The buildings are of stained and cracked concrete, solemnly adorned now with photographs of the dead, instruments of torture, remnants of crudely constructed cramped cells, iron bedsteads to which prisoners were shackled while being tortured, munitions boxes in which human waste was stored (these affected me especially: the shit of those about to die as replacement for the bullets used to kill them), and much else. Prisoners were brought in, shackled, and incarcerated with as many as sixty others in a single room where they might be kept for weeks or months, hosed down every now and then, and kept alive on five hundred or so calories a day. They were waiting their turn for individual interrogation and torture, and when the time came for that it was done with the usual attention to detail. Torture is a skill human beings have been honing for millennia, and we are, by now, good at it. The Khmer Rouge were low-tech in this, as in much else, but they were certainly attentive: an interrogator could himself (or herself—there were some female interrogators) be imprisoned and tortured if someone under his care should die too soon, and that prospect fostered care with the particulars of pain. Maximal pain short of death was the goal; there’s an art to that, and care was taken with it.
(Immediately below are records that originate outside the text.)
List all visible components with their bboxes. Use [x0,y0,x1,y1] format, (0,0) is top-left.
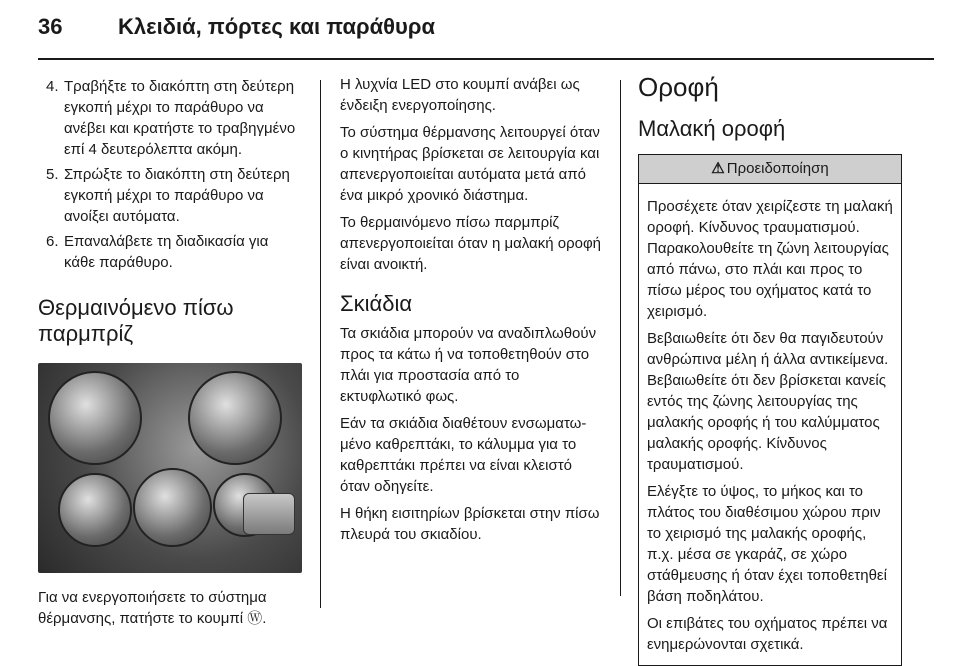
paragraph: Εάν τα σκιάδια διαθέτουν ενσωματωμένο καθρεπτάκι, το κάλυμμα για το καθρεπτάκι πρέπει να είναι κλειστό όταν οδηγείτε. [340,415,587,495]
paragraph: Η θήκη εισιτηρίων βρίσκεται στην πίσω πλευρά του σκιαδίου. [340,505,600,543]
column-2 [340,62,604,551]
knob-icon [188,371,282,465]
list-item: 4. Τραβήξτε το διακόπτη στη δεύτερη εγκοπή μέχρι το παράθυρο να ανέβει και κρατήστε το τραβηγμένο επί 4 δευτερόλεπτα ακόμη. [46,78,296,158]
list-item: 6. Επαναλάβετε τη διαδικασία για κάθε παράθυρο. [46,233,269,271]
rear-defrost-button-icon [243,493,295,535]
page-number: 36 [38,14,63,39]
chapter-title: Κλειδιά, πόρτες και παράθυρα [118,14,435,39]
header-divider [38,58,934,60]
section-heading-rear-window: Θερμαινόμενο πίσω παρμπρίζ [38,295,234,346]
list-item: 5. Σπρώξτε το διακόπτη στη δεύτερη εγκοπή μέχρι το παράθυρο να ανοίξει αυτόματα. [46,166,290,225]
photo-caption: Για να ενεργοποιήσετε το σύστημα θέρμανσης, πατήστε το κουμπί Ⓦ. [38,589,267,627]
knob-icon [133,468,212,547]
step-list [38,76,302,273]
warning-title: Προειδοποίηση [726,160,829,177]
paragraph: Οι επιβάτες του οχήματος πρέπει να ενημερώνονται σχετικά. [647,615,888,653]
paragraph: Η λυχνία LED στο κουμπί ανάβει ως ένδειξη ενεργοποίησης. [340,76,580,114]
paragraph: Τα σκιάδια μπορούν να αναδιπλωθούν προς τα κάτω ή να τοποθετηθούν στο πλάι για προστασία από το εκτυφλωτικό φως. [340,325,597,405]
column-divider-1 [320,80,321,608]
paragraph: Το σύστημα θέρμανσης λειτουργεί όταν ο κινητήρας βρίσκεται σε λειτουργία και απενεργοποιείται αυτόματα μετά από ένα μικρό χρονικό διάστημα. [340,124,600,204]
section-heading-sunvisors: Σκιάδια [340,291,413,316]
warning-body [639,184,901,665]
column-1 [38,62,302,635]
subsection-heading-soft-top: Μαλακή οροφή [638,116,786,141]
warning-header [639,155,901,184]
paragraph: Ελέγξτε το ύψος, το μήκος και το πλάτος του διαθέσιμου χώρου πριν το χειρισμό της μαλακής οροφής, π.χ. μέσα σε γκαράζ, σε χώρο στάθμευσης ή όταν έχει τοποθετηθεί βάση ποδηλάτου. [647,483,887,605]
page-header [0,0,960,62]
paragraph: Προσέχετε όταν χειρίζεστε τη μαλακή οροφή. Κίνδυνος τραυματισμού. Παρακολουθείτε τη ζώνη λειτουργίας από πάνω, στο πλάι και προς το πίσω μέρος του οχήματος κατά το χειρισμό. [647,198,893,320]
section-heading-roof: Οροφή [638,72,719,102]
control-panel-photo [38,363,302,573]
warning-icon: ⚠ [711,160,725,177]
column-3 [638,62,902,666]
paragraph: Το θερμαινόμενο πίσω παρμπρίζ απενεργοποιείται όταν η μαλακή οροφή είναι ανοικτή. [340,214,602,273]
knob-icon [48,371,142,465]
column-divider-2 [620,80,621,596]
warning-box [638,154,902,666]
knob-icon [58,473,132,547]
paragraph: Βεβαιωθείτε ότι δεν θα παγιδευτούν ανθρώπινα μέλη ή άλλα αντικείμενα. Βεβαιωθείτε ότι δεν βρίσκεται κανείς εντός της ζώνης λειτουργίας της μαλακής οροφής ή του καλύμματος μαλακής οροφής. Κίνδυνος τραυματισμού. [647,330,889,473]
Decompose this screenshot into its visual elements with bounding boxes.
Confessions of complicity with the enemy were what was wanted, and they were, of course, forthcoming.
The Khmer Rouge wanted to start everything over. For their ideologues, and especially for Pol Pot, Brother Number One, things had gone badly enough in Cambodia that cities, art, machines, and religion (they were indiscriminate here: Muslims, Christians, and Buddhists were equally bad) needed to be erased. They made graveyards of automobiles as well as of people; they razed cathedrals as well as factories; they restarted the calendar to Year Zero; and they tried to transform the “new people” (intellectuals, artists, monks, priests, those with soft hands or eyeglasses, those who wrote and read and painted and composed) into “old people” (workers in the fields) by turning them—the ones they didn’t directly kill—into forced labor. Between 1975 and 1979 perhaps one in five Cambodians died by one kind of violence or another. It’s as if something between sixty and seventy million Americans were killed in less than four years.
I wept at S-21. What else is there to do? I wept not only at what’s commemorated in that place, but also at the optimism with which it’s commemorated. At S-21, as at Yad Vashem, as at the Washington Holocaust Museum, and as (no doubt, though I haven’t seen them) at memorials to the Armenian slaughter and the Rwandan massacre, the commemoration is said to be undertaken so that this won’t happen again. But it will. It always has and it always will, to the end of the age, being in this like slavery. These slaughters are among the most characteristic human activities. Memorials cannot keep them from happening again; what they can do is prompt us to tears. That’s what we can give to those who were killed in these places, as well as to those who killed them. It’s enough.